Question 1: Suppose $\displaystyle p \in \mathbb{N}.$ Evaluate $\displaystyle \lim_{n\to\infty} n \left(I_n(p) - \frac{1}{p+1} \right).$

Question 2: (maybe harder!) What is the above limit for $\displaystyle -1 < p \in \mathbb{R}$ ?
• Jan 10th 2009, 05:05 AM
Opalg
For Q.1 the answer 1/2 comes straight out of Faulhaber's formula.
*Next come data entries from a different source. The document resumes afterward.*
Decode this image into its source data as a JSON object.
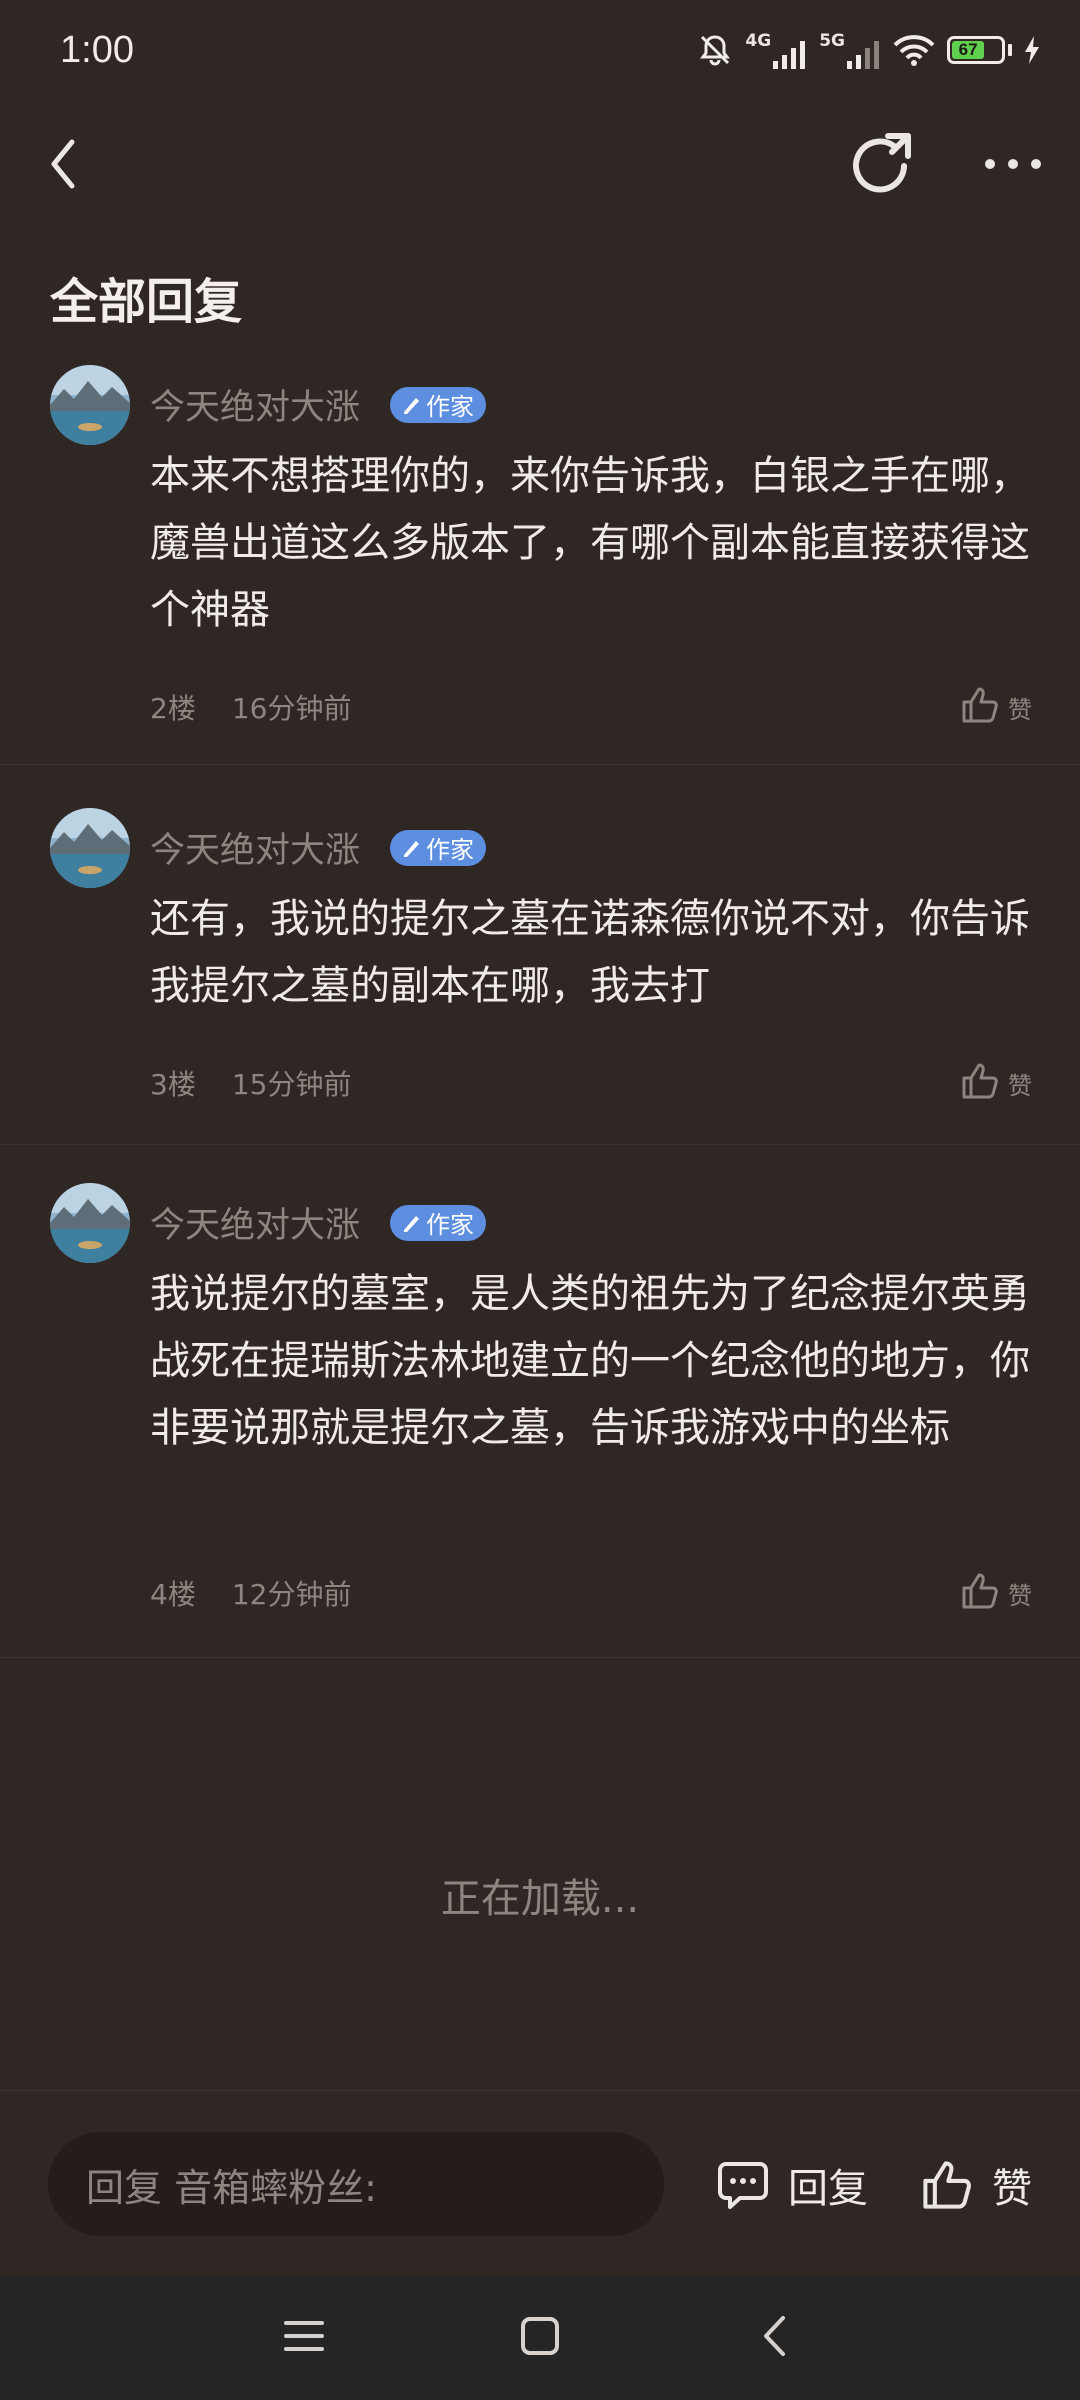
{
  "status_bar": {
    "time": "1:00",
    "network_1": "4G",
    "network_2": "5G",
    "battery": "67",
    "battery_level": 0.67,
    "icons": [
      "mute-bell-icon",
      "signal-icon",
      "wifi-icon",
      "battery-icon",
      "charging-icon"
    ]
  },
  "nav": {
    "icons": [
      "back-icon",
      "refresh-icon",
      "more-icon"
    ]
  },
  "section_title": "全部回复",
  "replies": [
    {
      "author": "今天绝对大涨",
      "badge": "作家",
      "content": "本来不想搭理你的，来你告诉我，白银之手在哪，魔兽出道这么多版本了，有哪个副本能直接获得这个神器",
      "floor": "2楼",
      "time": "16分钟前",
      "like_label": "赞"
    },
    {
      "author": "今天绝对大涨",
      "badge": "作家",
      "content": "还有，我说的提尔之墓在诺森德你说不对，你告诉我提尔之墓的副本在哪，我去打",
      "floor": "3楼",
      "time": "15分钟前",
      "like_label": "赞"
    },
    {
      "author": "今天绝对大涨",
      "badge": "作家",
      "content": "我说提尔的墓室，是人类的祖先为了纪念提尔英勇战死在提瑞斯法林地建立的一个纪念他的地方，你非要说那就是提尔之墓，告诉我游戏中的坐标",
      "floor": "4楼",
      "time": "12分钟前",
      "like_label": "赞"
    }
  ],
  "loading_text": "正在加载...",
  "bottom_bar": {
    "reply_placeholder": "回复 音箱蟀粉丝:",
    "reply_label": "回复",
    "like_label": "赞"
  },
  "system_nav": [
    "menu-icon",
    "home-icon",
    "back-icon"
  ],
  "colors": {
    "background": "#2e2724",
    "badge": "#5d8ee0",
    "input_background": "#241d1b",
    "battery": "#5fd04d"
  }
}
But that is independent of p, which makes it very tempting to think that the answer to Q.2 might be the same. (Wondering)
• Jan 10th 2009, 09:02 AM
NonCommAlg
Quote:

Originally Posted by Opalg

... which makes it very tempting to think that the answer to Q.2 might be the same. (Wondering)

but (in Q.2) at p = 0 the limit is 0 not 1/2.
• Jan 10th 2009, 10:50 AM
Opalg
Quote:

Originally Posted by NonCommAlg
but (in Q.2) at p = 0 the limit is 0 not 1/2.

Hmmm yes, that's right. And if p<0 then the Riemann sum underestimates the integral, so the limit is going to be negative.

I'll stop making conjectures at that point. (Lipssealed)